In China, Lee pushes progress on trade pact
Lee communicated the intention to Hu during their summit talks in Beijing, said Kim Tae-hyo, deputy national security adviser to President Lee. Once Seoul completes its local procedures, it is possible the two sides could announce the start of formal trade talks in the first half of this year.
However, Kim said he can’t rule out a delay in launching free trade talks with China if exploratory talks to set parameters for any deal hit a snag or the move faces local resistance.
It was the first summit for Lee and Hu since North Korean leader Kim Jong-il died of a heart attack on Dec. 17, raising concerns that the abrupt death could disturb the status quo that has kept stability on the volatile Korean Peninsula.
The two leaders had “an in-depth discussion” about the situation on the Korean Peninsula and agreed to “work together for the sake of peace and stability,” the official said.
Since Kim’s death, his young and untested son, Kim Jong-un, has taken the helm of Pyongyang. Although the sensitive transfer of dynastic power to the new leader, believed to be 30 or 29, seems to be running smoothly, experts question whether the young Kim can consolidate his grip on power.
Little is known about the North’s new leader and the succession process has been shrouded in secrecy. Many analysts have forecast that Pyongyang may launch another provocation this year to solidify its internal political order.
China, which has diplomatic relations with the two Koreas, is economically close to South Korea, but is North Korea’s main benefactor and ideological ally.

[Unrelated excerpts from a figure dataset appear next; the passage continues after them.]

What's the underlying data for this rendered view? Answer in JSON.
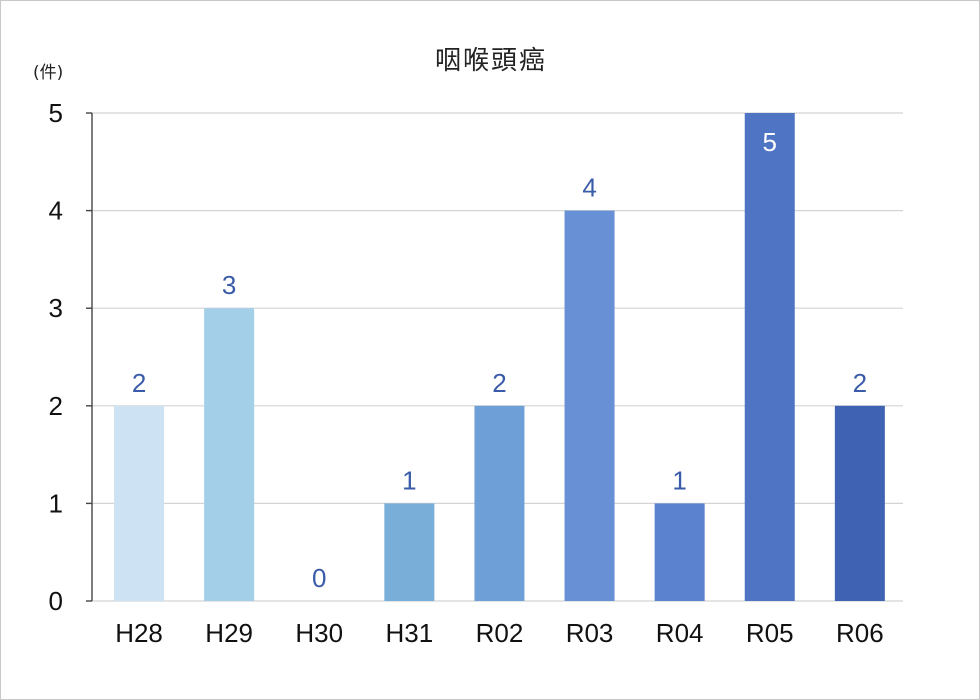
{
  "chart_data": {
    "type": "bar",
    "title": "咽喉頭癌",
    "ylabel": "(件)",
    "xlabel": "",
    "categories": [
      "H28",
      "H29",
      "H30",
      "H31",
      "R02",
      "R03",
      "R04",
      "R05",
      "R06"
    ],
    "values": [
      2,
      3,
      0,
      1,
      2,
      4,
      1,
      5,
      2
    ],
    "ylim": [
      0,
      5
    ],
    "yticks": [
      0,
      1,
      2,
      3,
      4,
      5
    ],
    "grid": true,
    "bar_colors": [
      "#cde3f4",
      "#a4cfe8",
      "#8bbcdc",
      "#78aed7",
      "#6e9fd6",
      "#6790d5",
      "#5a82cf",
      "#4f74c4",
      "#3f62b3"
    ],
    "label_color_outside": "#3a5ba8",
    "label_color_inside": "#ffffff"
  }
}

During the summit, Lee and Hu agreed to develop the strategic cooperative partnership between the two nations as they mark the 20th anniversary of establishing diplomatic relations, the official said.
Since 2008, South Korea and China have held a series of joint feasibility studies on a possible free trade deal and reached an agreement to exchange views on sensitive issues.
China is the largest buyer of South Korean-made goods and has contributed to Seoul’s sizable trade surplus in recent years, while South Korea is China’s third-largest trading partner after the United States and Japan.
Bilateral trade between the two reached $188.4 billion in 2010. Both countries are expecting the volume to top $300 billion in 2015, according to Seoul’s Ministry of Foreign Affairs and Trade.